Siegmund Eibenschütz (19 November 1856 – 19 February 1922) was an Austrian theatre director and conductor.

== Life ==
Born in Budapest, Austrian Empire, Eibenschütz studied at the Franz Liszt Academy of Music with Franz Liszt, Robert Volkmann and Ferenc Erkel. Together with his sister Ilona, who was an important piano virtuoso, he undertook concert tours throughout Europe. Finally he settled in Vienna and became an opera répétiteur in the school of Luise Meyer-Dustmann with Pauline Lucca.

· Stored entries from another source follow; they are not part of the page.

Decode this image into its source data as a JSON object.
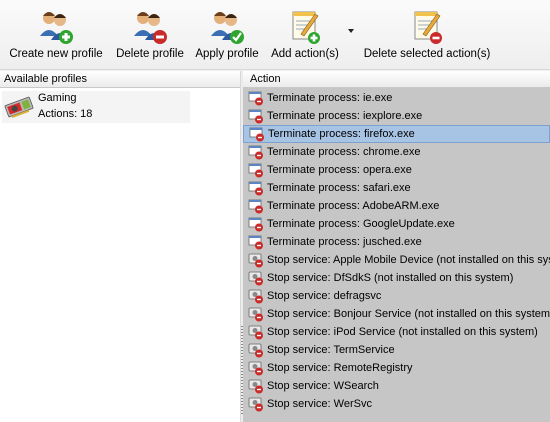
{
  "toolbar": {
    "buttons": [
      {
        "label": "Create new profile",
        "icon": "users-add-icon"
      },
      {
        "label": "Delete profile",
        "icon": "users-delete-icon"
      },
      {
        "label": "Apply profile",
        "icon": "users-apply-icon"
      },
      {
        "label": "Add action(s)",
        "icon": "notepad-add-icon"
      },
      {
        "label": "Delete selected action(s)",
        "icon": "notepad-delete-icon"
      }
    ]
  },
  "profiles_pane": {
    "header": "Available profiles",
    "items": [
      {
        "name": "Gaming",
        "actions": "Actions: 18",
        "icon": "graphics-card-icon"
      }
    ]
  },
  "actions_pane": {
    "header": "Action",
    "selected_index": 2,
    "rows": [
      {
        "text": "Terminate process: ie.exe",
        "icon": "process-gear-icon"
      },
      {
        "text": "Terminate process: iexplore.exe",
        "icon": "process-gear-icon"
      },
      {
        "text": "Terminate process: firefox.exe",
        "icon": "process-gear-icon"
      },
      {
        "text": "Terminate process: chrome.exe",
        "icon": "process-gear-icon"
      },
      {
        "text": "Terminate process: opera.exe",
        "icon": "process-gear-icon"
      },
      {
        "text": "Terminate process: safari.exe",
        "icon": "process-gear-icon"
      },
      {
        "text": "Terminate process: AdobeARM.exe",
        "icon": "process-gear-icon"
      },
      {
        "text": "Terminate process: GoogleUpdate.exe",
        "icon": "process-gear-icon"
      },
      {
        "text": "Terminate process: jusched.exe",
        "icon": "process-gear-icon"
      },
      {
        "text": "Stop service: Apple Mobile Device (not installed on this system)",
        "icon": "service-gear-icon"
      },
      {
        "text": "Stop service: DfSdkS (not installed on this system)",
        "icon": "service-gear-icon"
      },
      {
        "text": "Stop service: defragsvc",
        "icon": "service-gear-icon"
      },
      {
        "text": "Stop service: Bonjour Service (not installed on this system)",
        "icon": "service-gear-icon"
      },
      {
        "text": "Stop service: iPod Service (not installed on this system)",
        "icon": "service-gear-icon"
      },
      {
        "text": "Stop service: TermService",
        "icon": "service-gear-icon"
      },
      {
        "text": "Stop service: RemoteRegistry",
        "icon": "service-gear-icon"
      },
      {
        "text": "Stop service: WSearch",
        "icon": "service-gear-icon"
      },
      {
        "text": "Stop service: WerSvc",
        "icon": "service-gear-icon"
      }
    ]
  }
}
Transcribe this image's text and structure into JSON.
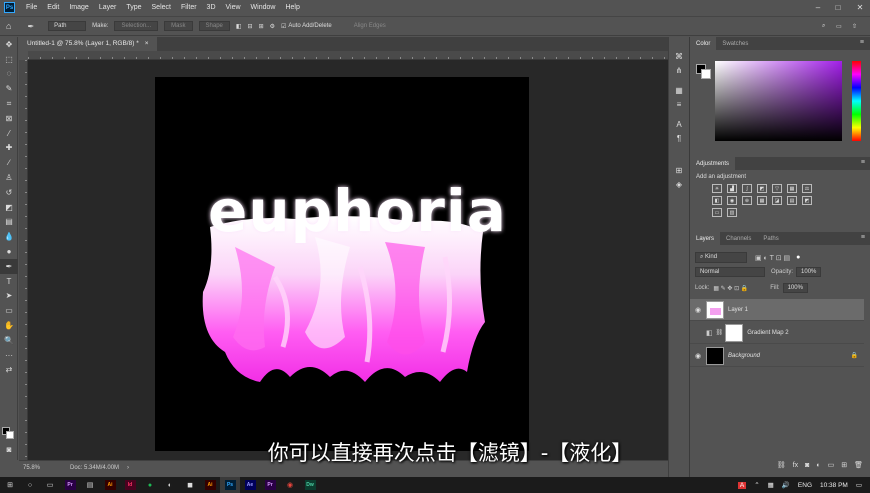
{
  "menubar": {
    "items": [
      "File",
      "Edit",
      "Image",
      "Layer",
      "Type",
      "Select",
      "Filter",
      "3D",
      "View",
      "Window",
      "Help"
    ]
  },
  "options": {
    "path_mode": "Path",
    "make_label": "Make:",
    "selection_btn": "Selection...",
    "mask_btn": "Mask",
    "shape_btn": "Shape",
    "auto_add_label": "Auto Add/Delete",
    "align_edges_label": "Align Edges"
  },
  "document": {
    "tab_title": "Untitled-1 @ 75.8% (Layer 1, RGB/8) *",
    "close": "×"
  },
  "artwork": {
    "text": "euphoria"
  },
  "subtitle": "你可以直接再次点击【滤镜】-【液化】",
  "status": {
    "zoom": "75.8%",
    "doc": "Doc: 5.34M/4.00M"
  },
  "panels": {
    "color_tabs": [
      "Color",
      "Swatches"
    ],
    "adjustments_tab": "Adjustments",
    "add_adjustment": "Add an adjustment",
    "layers_tabs": [
      "Layers",
      "Channels",
      "Paths"
    ],
    "kind": "Kind",
    "blend_mode": "Normal",
    "opacity_label": "Opacity:",
    "opacity_value": "100%",
    "lock_label": "Lock:",
    "fill_label": "Fill:",
    "fill_value": "100%",
    "layers": [
      {
        "name": "Layer 1",
        "selected": true
      },
      {
        "name": "Gradient Map 2",
        "selected": false
      },
      {
        "name": "Background",
        "selected": false
      }
    ]
  },
  "taskbar": {
    "lang": "ENG",
    "time": "10:38 PM"
  },
  "colors": {
    "accent_pink": "#ff35f0",
    "ps_blue": "#31a8ff",
    "panel_bg": "#535353"
  }
}
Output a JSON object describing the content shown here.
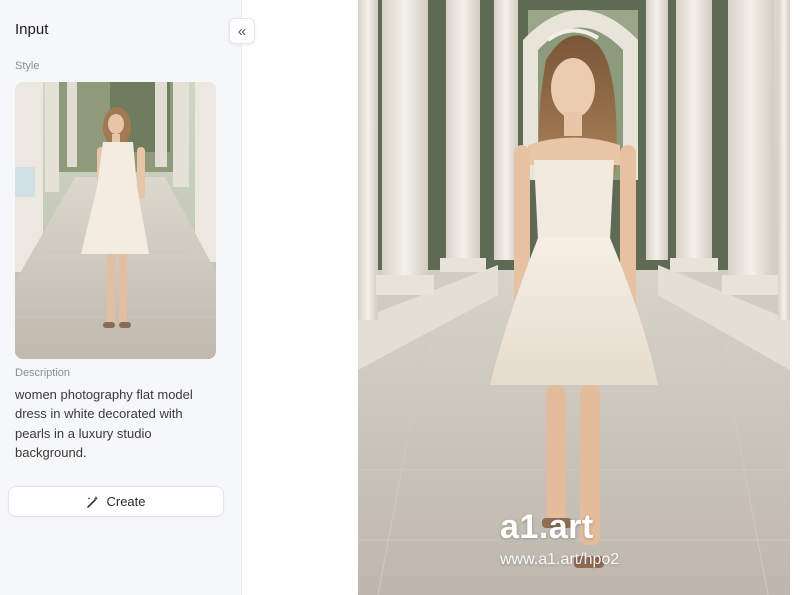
{
  "panel": {
    "title": "Input",
    "collapse_icon": "«",
    "style_label": "Style",
    "description_label": "Description",
    "description": "women photography flat model dress in white decorated with pearls in a luxury studio background.",
    "create_label": "Create"
  },
  "result": {
    "watermark_logo": "a1.art",
    "watermark_url": "www.a1.art/hpo2"
  },
  "colors": {
    "panel_bg": "#f6f7f8",
    "dress": "#f3ece0",
    "marble": "#e9e4da"
  }
}
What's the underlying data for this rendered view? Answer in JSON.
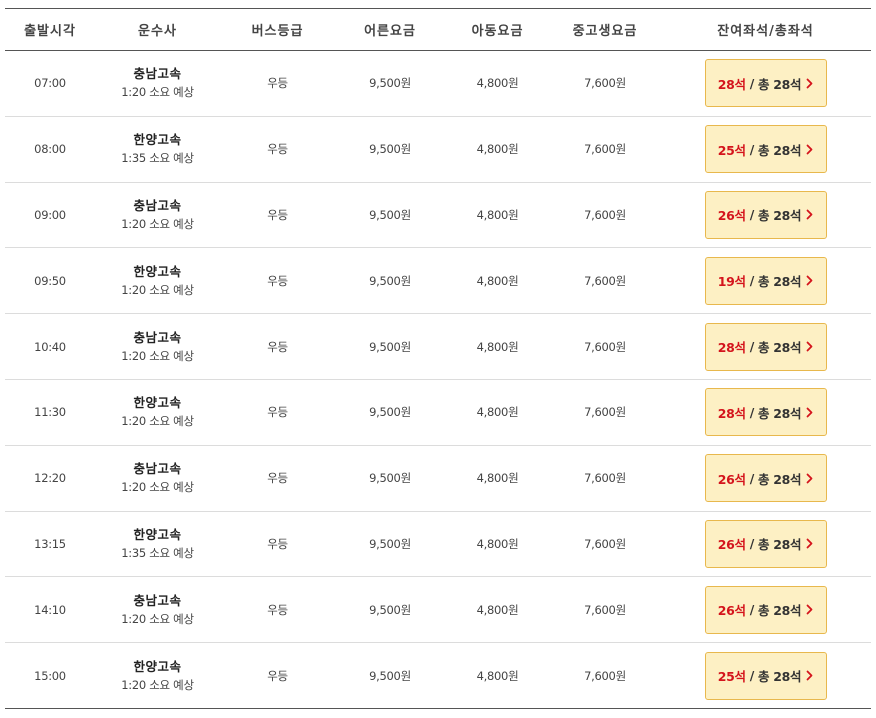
{
  "columns": {
    "depart_time": "출발시각",
    "company": "운수사",
    "grade": "버스등급",
    "adult_fare": "어른요금",
    "child_fare": "아동요금",
    "student_fare": "중고생요금",
    "seats": "잔여좌석/총좌석"
  },
  "icons": {
    "seat_button": "chevron-right-icon"
  },
  "colors": {
    "remaining_seats": "#d4141c",
    "button_bg": "#fdf0c4",
    "button_border": "#e8b84d"
  },
  "rows": [
    {
      "time": "07:00",
      "company": "충남고속",
      "duration": "1:20 소요 예상",
      "grade": "우등",
      "adult": "9,500원",
      "child": "4,800원",
      "student": "7,600원",
      "remaining": "28석",
      "sep": "/",
      "total": "총 28석"
    },
    {
      "time": "08:00",
      "company": "한양고속",
      "duration": "1:35 소요 예상",
      "grade": "우등",
      "adult": "9,500원",
      "child": "4,800원",
      "student": "7,600원",
      "remaining": "25석",
      "sep": "/",
      "total": "총 28석"
    },
    {
      "time": "09:00",
      "company": "충남고속",
      "duration": "1:20 소요 예상",
      "grade": "우등",
      "adult": "9,500원",
      "child": "4,800원",
      "student": "7,600원",
      "remaining": "26석",
      "sep": "/",
      "total": "총 28석"
    },
    {
      "time": "09:50",
      "company": "한양고속",
      "duration": "1:20 소요 예상",
      "grade": "우등",
      "adult": "9,500원",
      "child": "4,800원",
      "student": "7,600원",
      "remaining": "19석",
      "sep": "/",
      "total": "총 28석"
    },
    {
      "time": "10:40",
      "company": "충남고속",
      "duration": "1:20 소요 예상",
      "grade": "우등",
      "adult": "9,500원",
      "child": "4,800원",
      "student": "7,600원",
      "remaining": "28석",
      "sep": "/",
      "total": "총 28석"
    },
    {
      "time": "11:30",
      "company": "한양고속",
      "duration": "1:20 소요 예상",
      "grade": "우등",
      "adult": "9,500원",
      "child": "4,800원",
      "student": "7,600원",
      "remaining": "28석",
      "sep": "/",
      "total": "총 28석"
    },
    {
      "time": "12:20",
      "company": "충남고속",
      "duration": "1:20 소요 예상",
      "grade": "우등",
      "adult": "9,500원",
      "child": "4,800원",
      "student": "7,600원",
      "remaining": "26석",
      "sep": "/",
      "total": "총 28석"
    },
    {
      "time": "13:15",
      "company": "한양고속",
      "duration": "1:35 소요 예상",
      "grade": "우등",
      "adult": "9,500원",
      "child": "4,800원",
      "student": "7,600원",
      "remaining": "26석",
      "sep": "/",
      "total": "총 28석"
    },
    {
      "time": "14:10",
      "company": "충남고속",
      "duration": "1:20 소요 예상",
      "grade": "우등",
      "adult": "9,500원",
      "child": "4,800원",
      "student": "7,600원",
      "remaining": "26석",
      "sep": "/",
      "total": "총 28석"
    },
    {
      "time": "15:00",
      "company": "한양고속",
      "duration": "1:20 소요 예상",
      "grade": "우등",
      "adult": "9,500원",
      "child": "4,800원",
      "student": "7,600원",
      "remaining": "25석",
      "sep": "/",
      "total": "총 28석"
    }
  ]
}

Since 1887 he conducted at all major theaters in Austria and in 1895 he joined the Theater an der Wien for 10 years. His wife was the famous soubrette Dora Keplinger. In 1907 he became partner of Andreas Amann, the director of the Carltheater, which he finally directed from 1908 till his death. Under his direction only operettas were performed at the Carltheater and of 19 works there were only 6 which were performed less than 100 times in a row. Among the better known works were Franz Lehár's Gipsy Love and Oskar Nedbal's Polenblut.

Eibenschütz died in Vienna at the age of 55 and was buried at the Lutheran Cemetery Vienna-Simmering (VIII, Av. 29)

His sisters were the pianist Ilona Eibenschütz, the opera singer Riza Eibenschütz and the actress Gina Eibenschütz, his daughter the singing teacher Maria Theodora Eibenschütz.